De
todo hay en la viña del Señor
Castor, 28 de febrero de 2004
Con frecuencia surge la pregunta sobre si puede cambiar el
Opus Dei. No creo que nadie pueda responder con certeza. Pero
lo que sí puedo decir es que he visto algunas diferencias
en el modo de hacer las cosas en diferentes países
que me han dado qué pensar.
De mis catorce años en la institución, los
últimos los pasé en otro país que me
limitaré a describir como un país anglosajón.
Una diferencia importante que encontré era el menor
nivel de control personal. Para empezar, el director de mi
centro no leía las cartas que escribíamos o
recibíamos los residentes, al menos en el caso de los
que ya habíamos hecho la fidelidad.
Mientras viví en España, si iba a llegar tarde
al centro por cualquier motivo, siempre se quedaba alguien
a esperarme, y al día siguiente no faltaban las preguntas
por parte del director o el sacerdote para ver dónde
había estado, qué había hecho, etc. En
el otro país, cada uno teníamos una llave de
la puerta principal y cuando por razones de trabajo u otras
causas llegábamos tarde, nadie te interrogaba; había
más confianza en que si tenías algo que contar,
lo contarías.
Otra diferencia, más profunda pero creo que directamente
relacionada, se refiere al trato de los asuntos de conciencia.

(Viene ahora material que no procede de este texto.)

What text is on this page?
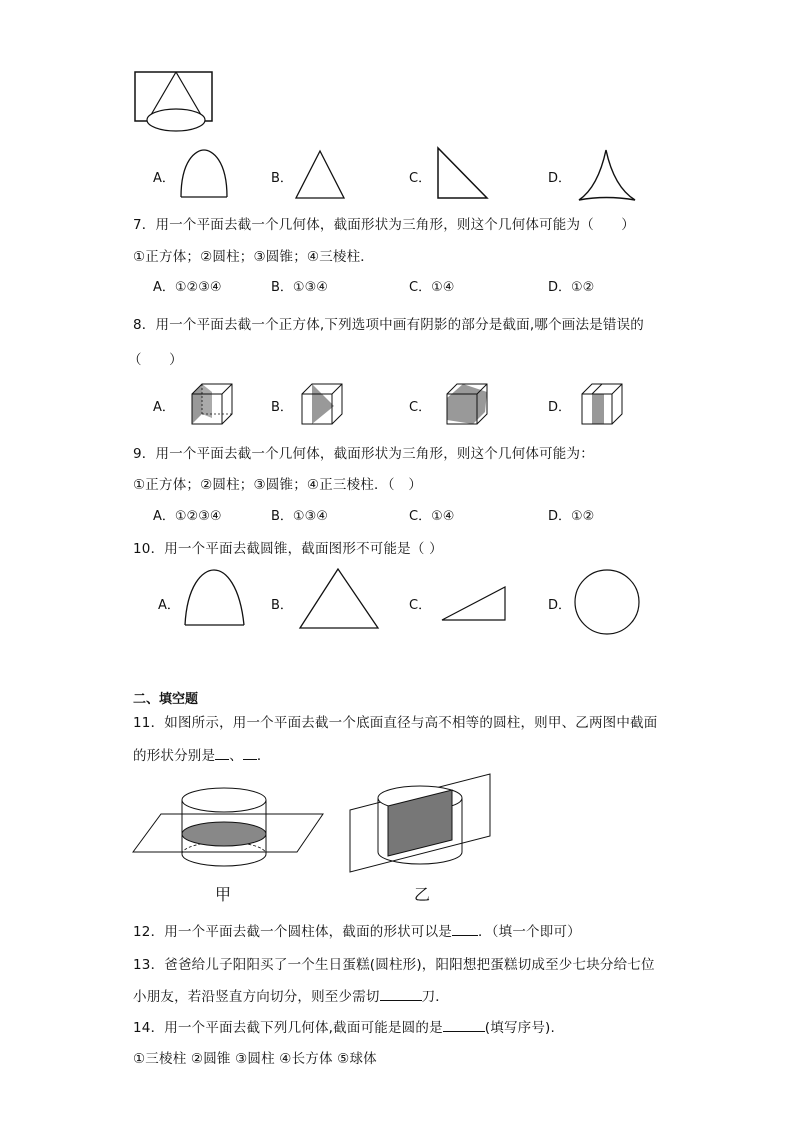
A．	B．	C．	D．
7．用一个平面去截一个几何体，截面形状为三角形，则这个几何体可能为（　　）
①正方体；②圆柱；③圆锥；④三棱柱．
A．①②③④	B．①③④	C．①④	D．①②
8．用一个平面去截一个正方体,下列选项中画有阴影的部分是截面,哪个画法是错误的
（　　）
A．	B．	C．	D．
9．用一个平面去截一个几何体，截面形状为三角形，则这个几何体可能为：
①正方体；②圆柱；③圆锥；④正三棱柱．（　）
A．①②③④	B．①③④	C．①④	D．①②
10．用一个平面去截圆锥，截面图形不可能是（ ）
A．	B．	C．	D．
二、填空题
11．如图所示，用一个平面去截一个底面直径与高不相等的圆柱，则甲、乙两图中截面
的形状分别是 、 ．
甲	乙
12．用一个平面去截一个圆柱体，截面的形状可以是 ．（填一个即可）
13．爸爸给儿子阳阳买了一个生日蛋糕(圆柱形)，阳阳想把蛋糕切成至少七块分给七位
小朋友，若沿竖直方向切分，则至少需切	刀．
14．用一个平面去截下列几何体,截面可能是圆的是	(填写序号).
①三棱柱 ②圆锥 ③圆柱 ④长方体 ⑤球体
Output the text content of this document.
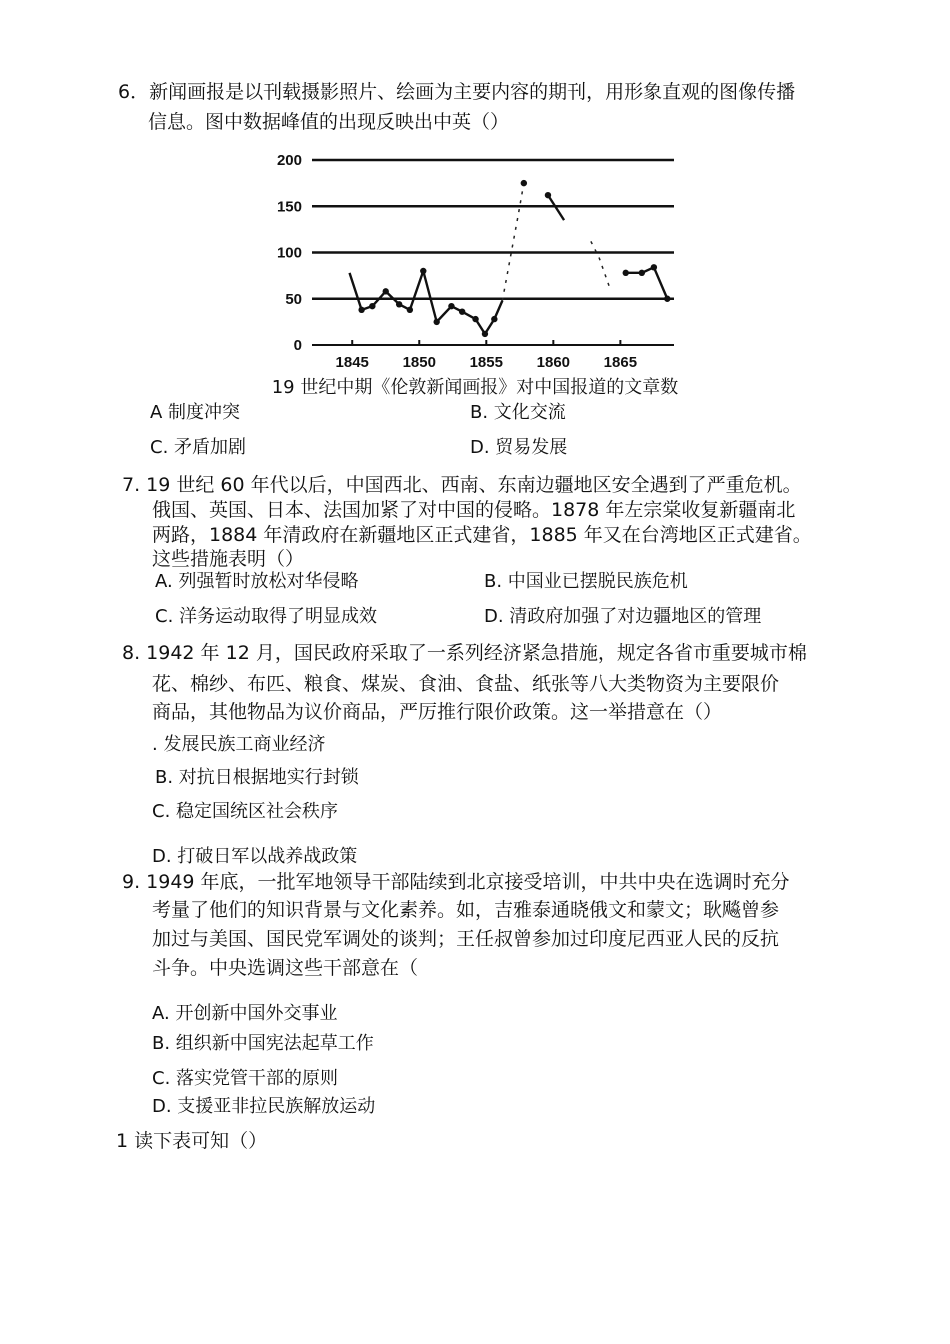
6．新闻画报是以刊载摄影照片、绘画为主要内容的期刊，用形象直观的图像传播
信息。图中数据峰值的出现反映出中英（）
0
50
100
150
200
1845 1850 1855 1860 1865
19 世纪中期《伦敦新闻画报》对中国报道的文章数
A 制度冲突	B. 文化交流
C. 矛盾加剧	D. 贸易发展
7. 19 世纪 60 年代以后，中国西北、西南、东南边疆地区安全遇到了严重危机。
俄国、英国、日本、法国加紧了对中国的侵略。1878 年左宗棠收复新疆南北
两路，1884 年清政府在新疆地区正式建省，1885 年又在台湾地区正式建省。
这些措施表明（）
A. 列强暂时放松对华侵略	B. 中国业已摆脱民族危机
C. 洋务运动取得了明显成效	D. 清政府加强了对边疆地区的管理
8. 1942 年 12 月，国民政府采取了一系列经济紧急措施，规定各省市重要城市棉
花、棉纱、布匹、粮食、煤炭、食油、食盐、纸张等八大类物资为主要限价
商品，其他物品为议价商品，严厉推行限价政策。这一举措意在（）
. 发展民族工商业经济
B. 对抗日根据地实行封锁
C. 稳定国统区社会秩序
D. 打破日军以战养战政策
9. 1949 年底，一批军地领导干部陆续到北京接受培训，中共中央在选调时充分
考量了他们的知识背景与文化素养。如，吉雅泰通晓俄文和蒙文；耿飚曾参
加过与美国、国民党军调处的谈判；王任叔曾参加过印度尼西亚人民的反抗
斗争。中央选调这些干部意在（
A. 开创新中国外交事业
B. 组织新中国宪法起草工作
C. 落实党管干部的原则
D. 支援亚非拉民族解放运动
1 读下表可知（）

Cuando hice el centro de estudios, en España y en los
años setenta, recuerdo una charla que recibimos los
que dábamos círculos de San Rafael; conservé
esas notas durante mucho tiempo y recuerdo el nombre y apellidos
del director que dio la charla. En ella recibimos instrucciones
muy claras sobre la importancia de averiguar cómo vivían
la pureza las asistentes a los círculos. El director
nos dijo que debíamos enterarnos de si tenían
caídas y, de ser el caso, con qué
frecuencia, cómo, cuándo, dónde . . .
Todos los detalles.
Cuando años más tarde, en ese otro país,
le comenté esto al director del centro, se quedó
horrorizado. Incluso me leyó unas líneas de
un escrito del fundador que iban directamente en contra de
ese grado de invasión de las conciencias.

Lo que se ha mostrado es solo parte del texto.